Cherie’s heart jerked in her chest at her daddy’s strained confession.
“I’m the one that did this, it’s on me.” He wiped his eyes. “I’m gonna make it right, Cherie, Daddy’s sorry, baby.”
She reached over the seat and squeezed his shoulder, choking back her sobs. “I love you Daddy, I’m sorry.”
“Shooooo,” Uncle Miles muttered, eyeing them like they were strange.
“There’s nothing wrong with emotions,” Cherie chided him, wiping her tears.
“So this Seer went find you?” Uncle Leals asked, respect creeping into his tone.
She nodded. “He did. Him and the Bishop and…one of the Twelve named Lesion came and rescued me and Tully from a very bad place. I thought I was seeing an angel when he came through that door.”
“He shot them muhfuckers?”
She shook her head. “He had knives.”
“Oh, he had knives!” Uncle Miles called. “How many? How big?”
“Two. He…” She shook her head at the horror in her mind, seeing it again.
“Come on! How he do it?” Uncle Leander begged.
“He cut… his whole…head off,” she whispered.
“Dear heavenly God,” Daddy muttered.
“Sound like you owe that man a debt,” Uncle Leals said to Daddy who nodded.
“And I’ll find a way to pay him back,” Daddy barked.
“Daaaaamn, I gotta meet this muhfucka now!” Uncle Miles said, getting a full round of silent nods.
“So wait a fuckn minute,” Uncle Miles muttered, jerking to her. “If he done saved you, where the fuck he at now while you all drivin up into the devil’s ass?”
The question was the last thing she’d expected from them and her stuttering explanation made her sound as stupid as she likely was. “He’s… he thinks this is his business but it’s not, this is mine and I’m not letting him risk his life because of my shit.”
“Ohhhh, here we fuckn’ GO bruh,” Uncle Leander cried, looking at Daddy. “All your education and fancy pantsin’ and you end up with this!” He jabbed his thumb at her. “She ain’t gonna risk his life for her bullshit, she gone risk ours.” He laughed real loud at that. “She got all the fuckn’ guns she need and what she do? Drag our black asses down here to these fools!” He shook his head big, pulling a phone from his back pocket and handing it to her. “Call ‘em right fuckn now, lil girl.”
“I can’t call him! I’m not!”
“Stop this muthafukn’ car,” Uncle Leals ordered.
“Why!?” Daddy demanded.
Uncle Leal raised his gun to his head. “Stop. The fuckn’. Car,” he ordered again.
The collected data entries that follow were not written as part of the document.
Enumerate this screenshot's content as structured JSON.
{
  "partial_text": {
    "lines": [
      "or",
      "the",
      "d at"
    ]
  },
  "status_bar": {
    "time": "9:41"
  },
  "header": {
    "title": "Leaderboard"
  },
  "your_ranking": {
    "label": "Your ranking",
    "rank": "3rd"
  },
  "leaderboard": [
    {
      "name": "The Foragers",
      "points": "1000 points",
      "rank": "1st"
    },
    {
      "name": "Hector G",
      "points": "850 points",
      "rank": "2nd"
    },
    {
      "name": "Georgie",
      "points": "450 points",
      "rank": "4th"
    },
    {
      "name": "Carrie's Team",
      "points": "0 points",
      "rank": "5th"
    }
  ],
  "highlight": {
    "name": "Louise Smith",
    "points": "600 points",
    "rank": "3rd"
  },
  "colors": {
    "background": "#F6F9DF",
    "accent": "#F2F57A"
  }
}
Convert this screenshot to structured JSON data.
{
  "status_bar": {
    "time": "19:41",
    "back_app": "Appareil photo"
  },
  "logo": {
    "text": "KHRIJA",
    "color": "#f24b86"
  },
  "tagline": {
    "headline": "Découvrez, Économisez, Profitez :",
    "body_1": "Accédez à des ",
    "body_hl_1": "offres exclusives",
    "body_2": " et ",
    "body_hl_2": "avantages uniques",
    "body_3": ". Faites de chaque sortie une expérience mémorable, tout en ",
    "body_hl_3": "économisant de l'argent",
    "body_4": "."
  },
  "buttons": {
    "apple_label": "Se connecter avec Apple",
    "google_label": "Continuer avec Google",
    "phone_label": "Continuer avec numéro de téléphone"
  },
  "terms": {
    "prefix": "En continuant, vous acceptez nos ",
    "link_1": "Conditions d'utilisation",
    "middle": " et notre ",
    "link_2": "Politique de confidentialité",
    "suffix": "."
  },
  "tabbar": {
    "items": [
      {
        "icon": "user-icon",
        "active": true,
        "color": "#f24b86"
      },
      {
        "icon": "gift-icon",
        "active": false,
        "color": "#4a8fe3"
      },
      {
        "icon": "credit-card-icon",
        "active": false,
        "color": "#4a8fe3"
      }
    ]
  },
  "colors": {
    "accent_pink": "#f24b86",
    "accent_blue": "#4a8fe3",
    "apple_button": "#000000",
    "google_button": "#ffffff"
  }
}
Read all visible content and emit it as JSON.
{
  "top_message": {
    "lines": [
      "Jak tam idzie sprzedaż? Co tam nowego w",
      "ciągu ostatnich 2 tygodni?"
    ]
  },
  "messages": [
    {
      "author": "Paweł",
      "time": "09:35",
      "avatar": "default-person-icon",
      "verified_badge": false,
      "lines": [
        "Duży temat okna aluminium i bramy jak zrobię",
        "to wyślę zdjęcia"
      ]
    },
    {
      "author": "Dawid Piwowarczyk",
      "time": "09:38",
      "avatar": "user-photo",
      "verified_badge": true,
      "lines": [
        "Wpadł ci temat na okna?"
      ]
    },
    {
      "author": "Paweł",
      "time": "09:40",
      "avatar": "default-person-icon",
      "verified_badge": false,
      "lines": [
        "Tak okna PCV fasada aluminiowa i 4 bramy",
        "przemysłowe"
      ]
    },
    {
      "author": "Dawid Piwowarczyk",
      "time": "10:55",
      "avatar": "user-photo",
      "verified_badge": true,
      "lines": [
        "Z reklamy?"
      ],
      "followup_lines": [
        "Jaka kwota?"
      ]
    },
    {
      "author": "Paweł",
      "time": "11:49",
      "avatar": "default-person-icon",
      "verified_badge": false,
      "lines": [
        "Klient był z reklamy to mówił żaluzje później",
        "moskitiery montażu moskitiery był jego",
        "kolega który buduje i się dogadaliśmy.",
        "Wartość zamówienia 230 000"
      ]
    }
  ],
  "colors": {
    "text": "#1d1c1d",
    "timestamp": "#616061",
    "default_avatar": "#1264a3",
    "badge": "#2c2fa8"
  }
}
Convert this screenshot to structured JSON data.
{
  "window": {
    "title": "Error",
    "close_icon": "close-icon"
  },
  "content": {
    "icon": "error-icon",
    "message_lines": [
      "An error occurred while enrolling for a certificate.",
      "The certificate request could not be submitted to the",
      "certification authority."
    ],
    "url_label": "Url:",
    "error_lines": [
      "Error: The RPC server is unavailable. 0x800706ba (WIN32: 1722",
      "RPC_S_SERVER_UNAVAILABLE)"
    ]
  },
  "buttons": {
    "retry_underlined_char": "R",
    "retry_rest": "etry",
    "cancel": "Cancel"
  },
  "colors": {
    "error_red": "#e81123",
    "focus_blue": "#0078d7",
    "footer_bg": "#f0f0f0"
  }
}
“Put that thing down, Leal!” Daddy cried, pulling off the road. “Damn! I’m checking it’s safe, I can’t just pull off into a ditch!”
“Now, call you damn bayou Tarzan,” Uncle Leander ordered her.
“I have a phone,” she muttered, while trying to think of an escape.
“Bes’ get to usin’ it, lil black sheep,” Uncle Miles said, moving his gun to his lap. “I ain’t takin’ smoke fuh no spoiled, mess makin’ northern blockhead.”
“I live in the south,” Cherie muttered, pulling the phone out and finding his number.
“Get ‘em on the phone,” Uncle Leal said with his hand out.
“I am!” She dialed it and handed it to him before she had to hear his voice.
Her uncle took it, waiting a second as Cherie’s stomach turned into cement. “Hell no, this is her Uncle Leal, but she right here,” he informed. “She wantin’ to drag a buncha niggas to some evil hell hole and get our asses skinned for her bullshit devil dealin’s.” He nodded a lot as she heard Samuel’s voice. “And that’s why I’m callin’.” He looked at Daddy. “Where the fuck we at?”
“Uh…we’re on old highway 90, headed to New Orleans, who is that?”
“It’s your daughter’s seein’ fuckn’ savior, fool,” like that was obvious. “Yeah, we waitin’ you can be hella sure uh dat. Yeah, okay. Yeah. We can meet you there. In about forty. See you then.”